FEMA Assistance and the Valley Fire – Many who lost homes in the Valley Fire need assistance to replace lost income, to make repairs, and to cover other expenses incurred due to the fire. On September 23, 2015, the President declared Lake County to be a federal disaster area. Now Valley Fire victims can apply for assistance from the Federal Emergency Management Administration (“FEMA”). Let us discuss FEMA assistance.

People whose homes were destroyed or made uninhabitable can request temporary housing assistance (not to exceed a total of $31,900).   As long as one person in the household is a US Citizen or Qualified Alien the entire household may qualify, even though other persons do not qualify. Household income and location are factors in determining the amount of financial assistance.

Furthermore, anyone receiving needs based government benefits (e.g., SSI, Medi-Cal and Food Stamps) should not fear losing these benefits due to FEMA assistance. FEMA assistance does not count as a resource or income and so does not impact eligibility.

To apply, one person in the affected household must register with FEMA — in person with FEMA or by phone (800-621-3362) or on line (www.fema.gov/webform/disaster-assistance) — within sixty (60) days of September 23, 2015. Once registered with FEMA it is important to stay in contact with them and to keep records of your expenses. Keep a copy of the FEMA application and number. FEMA will then inspect your residence, issue a notice of eligibility, and provide two months of rental assistance at a time (with renewal applications).

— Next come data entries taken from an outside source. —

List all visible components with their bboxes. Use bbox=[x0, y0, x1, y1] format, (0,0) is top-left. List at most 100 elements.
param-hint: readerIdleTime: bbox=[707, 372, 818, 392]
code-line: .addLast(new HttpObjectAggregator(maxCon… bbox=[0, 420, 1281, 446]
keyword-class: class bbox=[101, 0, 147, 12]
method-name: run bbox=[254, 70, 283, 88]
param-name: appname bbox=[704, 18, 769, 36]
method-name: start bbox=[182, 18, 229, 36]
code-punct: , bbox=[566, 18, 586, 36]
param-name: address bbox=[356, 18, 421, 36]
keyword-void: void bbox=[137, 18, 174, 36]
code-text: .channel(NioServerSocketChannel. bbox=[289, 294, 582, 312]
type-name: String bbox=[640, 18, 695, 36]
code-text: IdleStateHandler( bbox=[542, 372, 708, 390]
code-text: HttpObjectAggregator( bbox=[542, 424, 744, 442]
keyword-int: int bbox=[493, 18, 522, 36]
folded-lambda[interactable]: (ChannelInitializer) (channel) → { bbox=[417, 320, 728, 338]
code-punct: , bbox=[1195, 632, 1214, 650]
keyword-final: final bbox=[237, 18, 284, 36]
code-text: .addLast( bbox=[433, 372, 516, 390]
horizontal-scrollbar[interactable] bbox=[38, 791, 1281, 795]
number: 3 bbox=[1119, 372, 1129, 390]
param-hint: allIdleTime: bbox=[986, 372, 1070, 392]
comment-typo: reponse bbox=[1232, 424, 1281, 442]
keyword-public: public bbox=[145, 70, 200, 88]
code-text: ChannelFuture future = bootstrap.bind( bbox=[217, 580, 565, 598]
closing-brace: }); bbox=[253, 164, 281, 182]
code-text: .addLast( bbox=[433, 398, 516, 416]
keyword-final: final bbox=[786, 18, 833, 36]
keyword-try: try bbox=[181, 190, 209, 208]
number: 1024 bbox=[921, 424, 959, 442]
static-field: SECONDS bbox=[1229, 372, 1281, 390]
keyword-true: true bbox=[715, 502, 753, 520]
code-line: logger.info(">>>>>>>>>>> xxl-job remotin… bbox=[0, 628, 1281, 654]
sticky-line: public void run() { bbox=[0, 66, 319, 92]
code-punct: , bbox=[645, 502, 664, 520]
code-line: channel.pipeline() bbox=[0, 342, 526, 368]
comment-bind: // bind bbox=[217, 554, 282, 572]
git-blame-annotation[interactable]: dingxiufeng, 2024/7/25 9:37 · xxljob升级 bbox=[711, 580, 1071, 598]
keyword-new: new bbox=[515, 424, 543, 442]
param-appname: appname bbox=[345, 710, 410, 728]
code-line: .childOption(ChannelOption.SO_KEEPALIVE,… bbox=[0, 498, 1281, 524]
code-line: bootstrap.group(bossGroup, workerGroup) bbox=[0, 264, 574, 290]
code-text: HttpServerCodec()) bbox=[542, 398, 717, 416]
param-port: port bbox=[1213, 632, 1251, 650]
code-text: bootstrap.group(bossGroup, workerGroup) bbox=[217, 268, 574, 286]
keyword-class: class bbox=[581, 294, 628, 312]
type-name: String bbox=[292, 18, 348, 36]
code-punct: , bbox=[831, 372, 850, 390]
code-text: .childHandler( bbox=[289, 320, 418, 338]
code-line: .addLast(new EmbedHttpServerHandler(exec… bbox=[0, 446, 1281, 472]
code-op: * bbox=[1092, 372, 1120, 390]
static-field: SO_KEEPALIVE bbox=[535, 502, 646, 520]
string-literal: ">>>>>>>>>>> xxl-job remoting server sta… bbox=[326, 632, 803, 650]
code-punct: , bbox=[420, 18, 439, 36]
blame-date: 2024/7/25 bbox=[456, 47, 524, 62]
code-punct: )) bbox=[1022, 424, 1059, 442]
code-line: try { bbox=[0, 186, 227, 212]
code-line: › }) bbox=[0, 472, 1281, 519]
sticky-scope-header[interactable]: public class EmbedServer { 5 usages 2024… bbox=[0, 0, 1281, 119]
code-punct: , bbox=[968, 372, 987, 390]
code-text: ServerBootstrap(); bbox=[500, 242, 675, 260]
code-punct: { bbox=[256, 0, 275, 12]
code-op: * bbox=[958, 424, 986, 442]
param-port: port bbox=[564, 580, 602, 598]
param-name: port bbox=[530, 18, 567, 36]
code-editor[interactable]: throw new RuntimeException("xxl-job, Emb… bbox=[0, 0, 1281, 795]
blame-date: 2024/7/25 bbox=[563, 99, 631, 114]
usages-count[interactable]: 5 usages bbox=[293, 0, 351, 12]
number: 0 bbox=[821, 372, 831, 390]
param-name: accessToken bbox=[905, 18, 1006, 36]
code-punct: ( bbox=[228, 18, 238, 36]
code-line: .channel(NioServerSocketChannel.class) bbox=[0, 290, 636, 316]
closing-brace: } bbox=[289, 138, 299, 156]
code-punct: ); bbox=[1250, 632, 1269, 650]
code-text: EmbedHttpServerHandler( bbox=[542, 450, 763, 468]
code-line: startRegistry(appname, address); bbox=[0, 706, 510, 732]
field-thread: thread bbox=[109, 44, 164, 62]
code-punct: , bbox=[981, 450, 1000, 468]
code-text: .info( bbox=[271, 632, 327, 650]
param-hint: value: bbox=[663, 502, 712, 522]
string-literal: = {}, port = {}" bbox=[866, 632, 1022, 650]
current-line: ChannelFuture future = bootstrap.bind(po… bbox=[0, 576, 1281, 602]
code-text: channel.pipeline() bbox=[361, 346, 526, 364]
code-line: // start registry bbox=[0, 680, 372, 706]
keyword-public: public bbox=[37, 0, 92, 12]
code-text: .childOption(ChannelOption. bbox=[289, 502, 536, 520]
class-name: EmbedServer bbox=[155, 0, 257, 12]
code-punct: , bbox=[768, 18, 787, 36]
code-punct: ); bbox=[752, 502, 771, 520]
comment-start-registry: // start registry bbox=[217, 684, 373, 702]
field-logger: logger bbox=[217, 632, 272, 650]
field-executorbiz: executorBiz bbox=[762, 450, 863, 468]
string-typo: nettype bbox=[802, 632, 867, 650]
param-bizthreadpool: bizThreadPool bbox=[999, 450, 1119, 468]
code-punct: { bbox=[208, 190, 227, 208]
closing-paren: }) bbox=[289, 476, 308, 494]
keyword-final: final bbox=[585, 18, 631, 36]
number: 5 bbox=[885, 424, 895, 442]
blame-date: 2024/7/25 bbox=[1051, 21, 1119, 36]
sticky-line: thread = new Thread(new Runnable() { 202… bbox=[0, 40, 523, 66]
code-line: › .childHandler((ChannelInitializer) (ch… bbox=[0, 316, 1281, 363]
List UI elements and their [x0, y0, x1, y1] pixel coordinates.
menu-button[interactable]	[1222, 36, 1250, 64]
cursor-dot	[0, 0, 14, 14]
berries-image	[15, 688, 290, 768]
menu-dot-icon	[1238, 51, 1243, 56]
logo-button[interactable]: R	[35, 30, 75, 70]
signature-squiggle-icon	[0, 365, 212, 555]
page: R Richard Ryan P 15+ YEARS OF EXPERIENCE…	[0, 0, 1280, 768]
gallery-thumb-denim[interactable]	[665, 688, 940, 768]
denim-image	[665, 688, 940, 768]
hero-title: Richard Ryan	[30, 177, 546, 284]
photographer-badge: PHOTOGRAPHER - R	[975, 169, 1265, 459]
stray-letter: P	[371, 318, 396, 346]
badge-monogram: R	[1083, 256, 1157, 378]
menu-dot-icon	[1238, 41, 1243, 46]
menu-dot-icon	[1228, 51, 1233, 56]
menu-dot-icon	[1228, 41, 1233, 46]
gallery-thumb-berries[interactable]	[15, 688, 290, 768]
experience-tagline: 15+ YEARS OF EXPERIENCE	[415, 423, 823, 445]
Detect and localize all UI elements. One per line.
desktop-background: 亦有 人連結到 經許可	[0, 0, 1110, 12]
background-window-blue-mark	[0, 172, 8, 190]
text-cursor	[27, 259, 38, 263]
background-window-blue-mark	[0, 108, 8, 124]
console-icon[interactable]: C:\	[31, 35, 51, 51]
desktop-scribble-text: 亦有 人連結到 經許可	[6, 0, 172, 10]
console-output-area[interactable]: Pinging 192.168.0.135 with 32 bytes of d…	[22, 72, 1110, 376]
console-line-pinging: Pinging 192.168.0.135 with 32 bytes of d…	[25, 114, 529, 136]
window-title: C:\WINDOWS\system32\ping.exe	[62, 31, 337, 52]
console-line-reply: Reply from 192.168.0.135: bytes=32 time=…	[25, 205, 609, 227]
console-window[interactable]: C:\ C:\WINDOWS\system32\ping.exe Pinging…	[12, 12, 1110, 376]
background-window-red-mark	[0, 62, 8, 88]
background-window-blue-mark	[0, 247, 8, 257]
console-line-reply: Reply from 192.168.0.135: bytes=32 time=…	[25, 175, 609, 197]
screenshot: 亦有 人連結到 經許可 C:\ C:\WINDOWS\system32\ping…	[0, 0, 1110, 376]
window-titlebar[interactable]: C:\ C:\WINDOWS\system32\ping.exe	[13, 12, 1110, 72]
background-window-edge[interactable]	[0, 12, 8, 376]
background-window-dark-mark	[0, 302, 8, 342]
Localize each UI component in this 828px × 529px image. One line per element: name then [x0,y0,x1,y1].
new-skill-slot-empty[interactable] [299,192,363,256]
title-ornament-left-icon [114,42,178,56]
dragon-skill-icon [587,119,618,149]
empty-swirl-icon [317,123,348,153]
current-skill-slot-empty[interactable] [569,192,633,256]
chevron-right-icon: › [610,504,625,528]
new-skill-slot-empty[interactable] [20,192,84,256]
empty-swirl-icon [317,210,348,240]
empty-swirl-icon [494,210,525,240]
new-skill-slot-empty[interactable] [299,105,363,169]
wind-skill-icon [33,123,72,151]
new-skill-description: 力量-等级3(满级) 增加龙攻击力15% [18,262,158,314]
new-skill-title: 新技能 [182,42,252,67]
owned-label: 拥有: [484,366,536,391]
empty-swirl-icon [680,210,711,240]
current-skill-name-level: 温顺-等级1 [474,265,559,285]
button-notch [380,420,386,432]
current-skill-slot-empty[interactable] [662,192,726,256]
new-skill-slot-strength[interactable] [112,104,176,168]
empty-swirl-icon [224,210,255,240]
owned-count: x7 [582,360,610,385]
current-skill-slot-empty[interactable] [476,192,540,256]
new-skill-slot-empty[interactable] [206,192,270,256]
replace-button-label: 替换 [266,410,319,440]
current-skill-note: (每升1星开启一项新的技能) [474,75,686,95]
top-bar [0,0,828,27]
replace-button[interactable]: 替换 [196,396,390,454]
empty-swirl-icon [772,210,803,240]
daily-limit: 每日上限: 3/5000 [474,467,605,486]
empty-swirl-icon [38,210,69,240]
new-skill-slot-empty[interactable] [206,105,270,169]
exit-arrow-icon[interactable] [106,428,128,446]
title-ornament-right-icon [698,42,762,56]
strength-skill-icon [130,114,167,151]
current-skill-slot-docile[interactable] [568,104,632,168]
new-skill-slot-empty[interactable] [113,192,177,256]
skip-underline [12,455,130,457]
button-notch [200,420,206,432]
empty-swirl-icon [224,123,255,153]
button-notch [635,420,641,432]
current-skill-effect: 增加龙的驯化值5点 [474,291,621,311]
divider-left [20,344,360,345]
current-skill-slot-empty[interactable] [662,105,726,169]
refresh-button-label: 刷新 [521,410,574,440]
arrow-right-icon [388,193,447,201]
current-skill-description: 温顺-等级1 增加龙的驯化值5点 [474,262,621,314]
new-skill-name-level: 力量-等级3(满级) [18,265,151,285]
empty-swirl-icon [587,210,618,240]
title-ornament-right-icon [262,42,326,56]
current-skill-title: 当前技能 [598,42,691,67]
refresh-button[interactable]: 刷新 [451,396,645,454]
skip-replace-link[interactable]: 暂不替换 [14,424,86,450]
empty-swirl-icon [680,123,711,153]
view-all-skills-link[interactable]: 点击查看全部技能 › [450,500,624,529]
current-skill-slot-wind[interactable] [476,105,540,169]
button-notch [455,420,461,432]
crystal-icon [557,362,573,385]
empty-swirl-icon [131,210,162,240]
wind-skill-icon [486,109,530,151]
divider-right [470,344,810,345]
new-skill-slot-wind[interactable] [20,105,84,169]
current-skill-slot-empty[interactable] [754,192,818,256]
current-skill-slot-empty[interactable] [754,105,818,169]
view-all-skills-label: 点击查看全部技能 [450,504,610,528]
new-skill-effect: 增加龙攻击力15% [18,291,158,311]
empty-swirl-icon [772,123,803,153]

Besides rental assistance, FEMA, through the “Small Business Administration” (“SBA”), lends up to $200,000 for “other than housing” needs to repair or replace one’s primary residence (only) for the following purposes: (1) habitable repairs only; (2) medical and dental expenses; (3) funeral and burial expenses; (4) replacing destroyed household items; (5) replacing destroyed cars; and (6) moving expenses. The money is a loan that must be repaid. The foregoing requires keeping good records of these paid expenses.

FEMA is a last resort and not a primary source of funds to repair or replace residences. Victims should make private insurance claims against any insurance policy they have that covers the damages incurred. If FEMA advances money for repairs it does so in expectation of being repaid once insurance monies are received by the victim for such repairs. That said, in some cases, FEMA provides additional direct assistance for repair expenses not covered by insurance.

Also, if a fire victim loses his or her income as a result of the fire – such as their place of business being destroyed or it becomes inaccessible due to road closures — then he or she should apply for state unemployment assistance first, and then also apply with FEMA for unemployment income.

It is good that during these difficult times that FEMA is another possible source of assistance, in addition to private insurance, state assistance, and charitable organizations, which is now available to Valley Fire victims.